Древний инстинкт
Шрифт:
Постепенно вбирая в себя Русакова и наслаждаясь им, ощущая его всеми органами чувств (так, к примеру, она обнаружила, что различные части его тела по вкусу разные, от арбузной сладости до креветочной солоноватости; что спина его, тонкая и сильная, холоднее ладоней, а волосы на голове пахнут жареными каштанами), она тысячу раз теперь могла бы ответить себе на вопрос, который постоянно мучил ее во времена напряженного романа с Бессоновым, особенно его незавершенный, разодранный и истерзанный бесславный финал: так ли важна физическая эстетика для людей близких, любящих друг друга по-настоящему? Эстетика в этом случае своя, автономная и понятная лишь двоим, приносящая наслаждение, как хороший джаз или маслянисто-хвойный вкус джина, словом, избирательная… Вариантов ответов было множество, и всякий раз Лена не переставала поражаться своей прежней слепоте, немоте и вообще закрытости для мужчины. И еще – она перестала наконец замечать специфический медицинский запах, исходящий, как ей казалось, от Русакова, и избавилась от пугающих ее прежде ассоциаций. Что было, то прошло. Она стала другим человеком, другой женщиной, она перестала быть пациенткой.
Перед тем как выйти на пляж, парочка долго намыливала друг друга, сидя в ванне. Потом, с полотенцами под мышками, побежали к морю.
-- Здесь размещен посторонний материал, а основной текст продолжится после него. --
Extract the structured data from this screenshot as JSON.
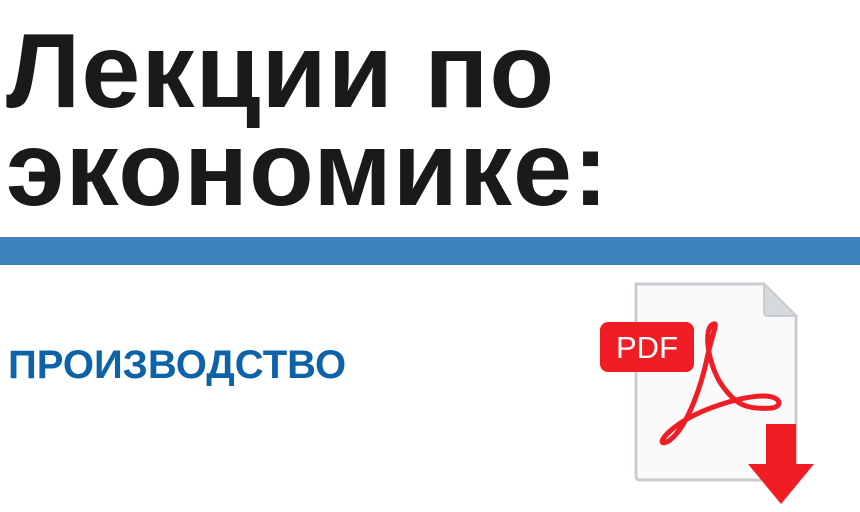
{
  "header": {
    "title_line1": "Лекции по",
    "title_line2": "экономике:"
  },
  "topic": {
    "label": "ПРОИЗВОДСТВО"
  },
  "pdf_icon": {
    "badge_text": "PDF",
    "icon": "pdf-download-icon"
  },
  "colors": {
    "title": "#1a1a1a",
    "divider": "#3d84bf",
    "topic": "#0e63a8",
    "pdf_red": "#f01e24"
  }
}
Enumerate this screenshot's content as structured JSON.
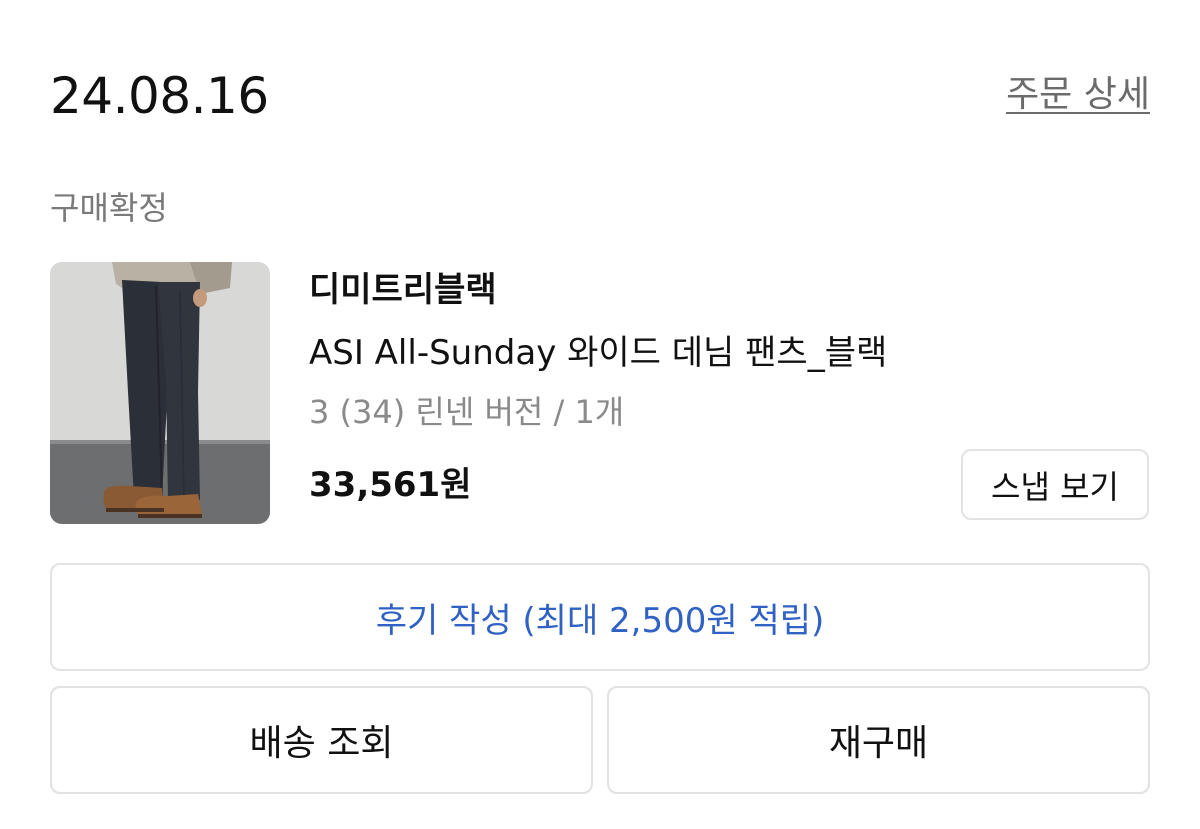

– Надо бы позвонить Монике, чтобы прибрала там… – Лена махнула рукой в сторону уменьшающейся в размерах виллы. – Ты как думаешь?
– Позвони.
– У меня сотовый
Они встали на берегу, запыхавшиеся, глядя на сияющее на солнце море. Русаков прижал свою невесту к себе и поцеловал в шею.
– Знаешь, – сказала Лена, смущаясь, – у меня компьютер зависает, Интернет не подключается, телефон вот пропал… Словно боженька на время отключил меня от внешнего мира. Как ты думаешь, это случайно?
– Главное, чтобы я у тебя функционировал, – улыбнулся небритый, уставший и ужасно счастливый Русаков. – А Интернет тебе сейчас ни к чему.
– Я тоже так думаю. Ну, что, поплыли? Да, все хотела тебя спросить, а куда же это делся наш третий лишний?
– Макс, что ли? На то и лишний, чтобы его не было, понятно?
– Ты ликвидировал его? Отправил обратно домой, сам, наверное, сложил его вещички, плавки там разные, костюмы и зубную щеточку в сумку положил, гостеприимный ты наш… Или все-таки он нашел себе пару?
– Он на самом деле уехал. Ему позвонили, и он сорвался с места… Ничего не объяснил, сказал только, что перезвонит.
– Ну и ладно… Вот черт, очки забыла. Солнце слепит…
– Кажется, нам и без него было неплохо, а? Ну что? Мы плывем?
– Что-то вода какая-то холодноватая, и штормит…
– Это тебя штормит… Оставайся на берегу и жди меня… Расстели полотенце…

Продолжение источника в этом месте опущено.